Der 55-Jährige war von 2012 bis 2019 Wirtschaftsstaatssekretär in Berlin, gilt als kompetent und loyal. So hatte die Grünen-Senatorin Ramona Pop nach der Bildung des rot-rot-grünen Senats 2016 Bunde trotz CDU-Parteibuchs einige Jahre als Staatssekretär behalten.

Mit dem BER hatte Bunde schon früher zu tun. Er war bis 2012 Referatsleiter für Beteiligungsmanagement in der Senatsverwaltung für Finanzen.

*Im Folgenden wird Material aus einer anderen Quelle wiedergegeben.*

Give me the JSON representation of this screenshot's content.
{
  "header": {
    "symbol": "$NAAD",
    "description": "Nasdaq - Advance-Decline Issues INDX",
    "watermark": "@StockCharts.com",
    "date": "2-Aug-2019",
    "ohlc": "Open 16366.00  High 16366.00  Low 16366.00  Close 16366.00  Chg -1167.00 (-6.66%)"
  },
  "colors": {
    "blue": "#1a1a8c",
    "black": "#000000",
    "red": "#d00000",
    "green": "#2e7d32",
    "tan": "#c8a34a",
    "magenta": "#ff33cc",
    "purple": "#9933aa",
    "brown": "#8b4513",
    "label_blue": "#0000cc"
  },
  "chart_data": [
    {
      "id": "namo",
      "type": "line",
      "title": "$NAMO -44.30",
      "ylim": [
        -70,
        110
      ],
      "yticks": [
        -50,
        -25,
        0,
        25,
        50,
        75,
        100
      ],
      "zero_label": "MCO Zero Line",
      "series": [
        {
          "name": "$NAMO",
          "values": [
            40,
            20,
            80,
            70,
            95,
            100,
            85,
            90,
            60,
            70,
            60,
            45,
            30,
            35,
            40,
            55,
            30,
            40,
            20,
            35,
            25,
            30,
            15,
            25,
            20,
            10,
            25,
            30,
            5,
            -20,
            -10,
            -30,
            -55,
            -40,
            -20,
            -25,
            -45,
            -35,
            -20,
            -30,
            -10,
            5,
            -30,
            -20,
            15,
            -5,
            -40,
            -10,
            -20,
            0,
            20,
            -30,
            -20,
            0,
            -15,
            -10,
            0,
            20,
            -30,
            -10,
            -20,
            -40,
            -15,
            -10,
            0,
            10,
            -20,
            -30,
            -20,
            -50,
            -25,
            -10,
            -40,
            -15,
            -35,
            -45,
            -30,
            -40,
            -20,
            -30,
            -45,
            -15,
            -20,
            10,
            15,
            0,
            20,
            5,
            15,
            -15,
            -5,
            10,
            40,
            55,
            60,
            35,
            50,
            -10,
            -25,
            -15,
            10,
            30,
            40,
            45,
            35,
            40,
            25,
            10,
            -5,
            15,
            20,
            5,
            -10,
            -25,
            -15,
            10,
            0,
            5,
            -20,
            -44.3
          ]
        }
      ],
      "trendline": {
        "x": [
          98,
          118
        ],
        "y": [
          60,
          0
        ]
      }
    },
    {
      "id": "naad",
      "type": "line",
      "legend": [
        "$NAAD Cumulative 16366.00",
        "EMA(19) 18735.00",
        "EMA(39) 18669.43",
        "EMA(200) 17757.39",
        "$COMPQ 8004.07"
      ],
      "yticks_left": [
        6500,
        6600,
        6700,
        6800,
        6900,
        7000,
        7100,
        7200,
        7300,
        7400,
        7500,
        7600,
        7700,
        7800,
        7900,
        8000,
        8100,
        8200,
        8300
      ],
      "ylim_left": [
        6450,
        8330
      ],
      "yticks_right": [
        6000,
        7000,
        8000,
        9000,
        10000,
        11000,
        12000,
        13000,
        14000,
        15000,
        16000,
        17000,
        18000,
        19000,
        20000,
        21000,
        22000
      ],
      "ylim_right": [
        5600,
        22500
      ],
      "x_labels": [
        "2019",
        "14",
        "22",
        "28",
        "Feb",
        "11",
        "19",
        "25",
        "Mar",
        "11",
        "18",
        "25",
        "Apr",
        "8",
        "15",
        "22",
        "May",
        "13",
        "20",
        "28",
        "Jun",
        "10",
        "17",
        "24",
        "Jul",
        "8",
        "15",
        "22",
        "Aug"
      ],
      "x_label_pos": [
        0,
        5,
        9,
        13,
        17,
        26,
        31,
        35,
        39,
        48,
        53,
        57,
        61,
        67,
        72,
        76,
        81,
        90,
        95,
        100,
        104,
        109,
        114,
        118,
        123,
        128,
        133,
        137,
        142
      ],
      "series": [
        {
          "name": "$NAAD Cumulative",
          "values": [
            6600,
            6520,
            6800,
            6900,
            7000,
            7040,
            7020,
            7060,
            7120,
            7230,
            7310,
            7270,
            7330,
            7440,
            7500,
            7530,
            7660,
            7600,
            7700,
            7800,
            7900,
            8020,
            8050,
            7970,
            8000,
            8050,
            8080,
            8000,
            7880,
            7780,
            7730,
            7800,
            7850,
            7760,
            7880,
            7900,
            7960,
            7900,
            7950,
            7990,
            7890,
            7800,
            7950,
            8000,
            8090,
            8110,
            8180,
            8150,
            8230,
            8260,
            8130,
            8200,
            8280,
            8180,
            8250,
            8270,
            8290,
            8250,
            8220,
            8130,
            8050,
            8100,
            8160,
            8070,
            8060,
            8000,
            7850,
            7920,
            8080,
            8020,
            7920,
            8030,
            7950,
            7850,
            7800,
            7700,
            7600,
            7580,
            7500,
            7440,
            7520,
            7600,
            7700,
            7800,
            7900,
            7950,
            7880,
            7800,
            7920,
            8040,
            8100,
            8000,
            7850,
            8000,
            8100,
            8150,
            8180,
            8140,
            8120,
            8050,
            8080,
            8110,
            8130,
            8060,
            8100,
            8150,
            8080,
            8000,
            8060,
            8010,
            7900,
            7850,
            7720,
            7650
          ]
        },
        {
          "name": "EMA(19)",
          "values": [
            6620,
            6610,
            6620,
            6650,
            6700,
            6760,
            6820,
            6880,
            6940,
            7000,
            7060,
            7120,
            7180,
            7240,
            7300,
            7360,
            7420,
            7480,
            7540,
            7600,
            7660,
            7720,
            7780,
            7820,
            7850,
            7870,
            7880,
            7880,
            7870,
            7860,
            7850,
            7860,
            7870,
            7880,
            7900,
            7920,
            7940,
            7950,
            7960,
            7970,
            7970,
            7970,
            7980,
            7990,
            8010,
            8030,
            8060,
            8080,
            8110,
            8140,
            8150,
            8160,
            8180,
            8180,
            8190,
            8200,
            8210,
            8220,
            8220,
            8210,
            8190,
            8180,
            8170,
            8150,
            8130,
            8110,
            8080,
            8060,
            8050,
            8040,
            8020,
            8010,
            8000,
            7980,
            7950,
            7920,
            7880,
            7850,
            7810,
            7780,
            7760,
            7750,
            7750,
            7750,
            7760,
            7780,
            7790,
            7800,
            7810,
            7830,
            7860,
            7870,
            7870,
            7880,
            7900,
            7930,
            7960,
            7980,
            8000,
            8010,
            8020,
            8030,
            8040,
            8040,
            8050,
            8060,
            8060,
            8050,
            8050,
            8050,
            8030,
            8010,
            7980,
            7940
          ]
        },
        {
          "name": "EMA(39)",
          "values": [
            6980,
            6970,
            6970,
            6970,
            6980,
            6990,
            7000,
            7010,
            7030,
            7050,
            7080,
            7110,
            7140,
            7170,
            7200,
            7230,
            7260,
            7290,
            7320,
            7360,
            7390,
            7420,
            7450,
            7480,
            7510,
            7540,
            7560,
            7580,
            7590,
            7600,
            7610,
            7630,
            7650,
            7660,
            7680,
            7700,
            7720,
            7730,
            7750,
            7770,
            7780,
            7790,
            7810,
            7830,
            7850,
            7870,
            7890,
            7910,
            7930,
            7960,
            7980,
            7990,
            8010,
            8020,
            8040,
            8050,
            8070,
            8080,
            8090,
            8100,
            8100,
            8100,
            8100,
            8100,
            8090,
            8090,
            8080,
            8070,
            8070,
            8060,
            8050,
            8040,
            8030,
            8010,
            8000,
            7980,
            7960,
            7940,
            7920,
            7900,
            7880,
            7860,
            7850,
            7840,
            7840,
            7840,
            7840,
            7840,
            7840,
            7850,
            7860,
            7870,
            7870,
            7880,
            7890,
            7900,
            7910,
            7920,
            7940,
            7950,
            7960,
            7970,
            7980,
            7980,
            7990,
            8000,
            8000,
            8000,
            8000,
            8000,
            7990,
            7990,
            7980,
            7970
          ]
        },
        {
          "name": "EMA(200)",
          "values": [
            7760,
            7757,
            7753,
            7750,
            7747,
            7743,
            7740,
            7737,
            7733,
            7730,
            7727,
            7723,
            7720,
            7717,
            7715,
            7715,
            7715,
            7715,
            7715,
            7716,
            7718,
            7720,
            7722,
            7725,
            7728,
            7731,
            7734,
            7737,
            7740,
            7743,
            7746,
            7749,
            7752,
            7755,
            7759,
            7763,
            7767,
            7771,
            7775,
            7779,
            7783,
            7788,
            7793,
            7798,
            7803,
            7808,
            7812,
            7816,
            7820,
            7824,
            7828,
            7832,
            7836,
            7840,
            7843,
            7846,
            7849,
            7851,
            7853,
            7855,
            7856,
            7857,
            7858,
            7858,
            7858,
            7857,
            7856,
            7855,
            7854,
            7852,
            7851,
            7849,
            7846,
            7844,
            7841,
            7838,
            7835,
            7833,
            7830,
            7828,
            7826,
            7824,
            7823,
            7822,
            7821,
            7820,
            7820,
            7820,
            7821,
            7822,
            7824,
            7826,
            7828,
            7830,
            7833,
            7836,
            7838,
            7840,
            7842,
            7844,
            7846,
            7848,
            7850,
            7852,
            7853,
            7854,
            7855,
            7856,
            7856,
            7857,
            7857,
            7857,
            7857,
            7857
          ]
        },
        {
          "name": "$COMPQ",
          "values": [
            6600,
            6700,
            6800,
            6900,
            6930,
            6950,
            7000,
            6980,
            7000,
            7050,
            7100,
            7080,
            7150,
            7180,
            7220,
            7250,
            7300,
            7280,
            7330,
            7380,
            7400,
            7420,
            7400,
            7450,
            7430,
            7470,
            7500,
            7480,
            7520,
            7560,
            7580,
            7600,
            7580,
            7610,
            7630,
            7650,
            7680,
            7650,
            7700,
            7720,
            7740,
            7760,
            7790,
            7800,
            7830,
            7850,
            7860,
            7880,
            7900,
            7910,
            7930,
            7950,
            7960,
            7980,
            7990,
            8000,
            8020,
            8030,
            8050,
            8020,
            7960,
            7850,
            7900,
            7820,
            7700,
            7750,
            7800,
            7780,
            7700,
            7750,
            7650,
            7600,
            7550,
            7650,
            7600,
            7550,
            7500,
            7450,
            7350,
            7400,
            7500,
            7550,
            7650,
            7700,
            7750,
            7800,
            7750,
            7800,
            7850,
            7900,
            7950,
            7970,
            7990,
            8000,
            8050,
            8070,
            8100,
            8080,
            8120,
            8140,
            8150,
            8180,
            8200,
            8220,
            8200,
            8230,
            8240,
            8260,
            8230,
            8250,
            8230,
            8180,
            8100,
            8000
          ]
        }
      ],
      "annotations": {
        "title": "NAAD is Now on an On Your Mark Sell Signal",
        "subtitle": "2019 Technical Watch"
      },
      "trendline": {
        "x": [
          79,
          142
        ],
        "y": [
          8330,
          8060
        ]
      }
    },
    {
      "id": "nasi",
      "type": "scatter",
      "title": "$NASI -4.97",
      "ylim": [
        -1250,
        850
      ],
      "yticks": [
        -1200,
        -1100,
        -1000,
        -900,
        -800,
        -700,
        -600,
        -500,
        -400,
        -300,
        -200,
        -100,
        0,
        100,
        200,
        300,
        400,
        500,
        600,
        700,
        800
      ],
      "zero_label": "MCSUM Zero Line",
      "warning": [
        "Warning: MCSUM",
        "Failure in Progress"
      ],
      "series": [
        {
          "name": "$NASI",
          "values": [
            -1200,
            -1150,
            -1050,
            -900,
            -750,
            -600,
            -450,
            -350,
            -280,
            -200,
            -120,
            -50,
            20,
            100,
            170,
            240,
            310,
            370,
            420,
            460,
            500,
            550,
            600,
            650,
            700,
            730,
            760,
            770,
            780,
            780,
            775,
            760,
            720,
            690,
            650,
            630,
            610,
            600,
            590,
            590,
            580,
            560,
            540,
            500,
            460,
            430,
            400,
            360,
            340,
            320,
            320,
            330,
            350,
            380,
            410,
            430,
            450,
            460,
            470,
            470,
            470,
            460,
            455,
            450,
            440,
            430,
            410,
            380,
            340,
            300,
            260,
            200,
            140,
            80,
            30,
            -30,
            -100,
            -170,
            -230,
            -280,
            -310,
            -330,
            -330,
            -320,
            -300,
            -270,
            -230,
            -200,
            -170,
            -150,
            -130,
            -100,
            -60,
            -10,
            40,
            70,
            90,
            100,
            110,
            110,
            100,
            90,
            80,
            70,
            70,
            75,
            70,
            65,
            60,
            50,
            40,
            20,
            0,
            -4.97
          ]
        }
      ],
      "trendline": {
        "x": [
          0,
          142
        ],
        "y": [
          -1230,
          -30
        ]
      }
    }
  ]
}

Um die BER-Aufsichtsratsmandate ist in der Kenia-Koalition, wo CDU und Grünen als Regierungsneulingen jeweils ein Mandat zusteht, schon seit Ende 2019 hinter den Kulissen gepokert worden. Auch die Grünen hatten einen hochkarätigen Experten gewonnen, nämlich den früheren Kölner Flughafenchef Michael Garvens, der sich mit dem Betrieb von Flughäfen auskennt. Das wird nach dem BER-Start noch wichtiger und ist bislang eine Leerstelle im Aufsichtsrat. Diese Personalie scheiterte dem Vernehmen nach am Veto der Staatskanzlei von Ministerpräsident Dietmar Woidke (SPD), die wohl Lütke Daldrup mit dem BER-Erfolg keinen potenziellen Konkurrenten als Aufpasser vorsetzen wollte.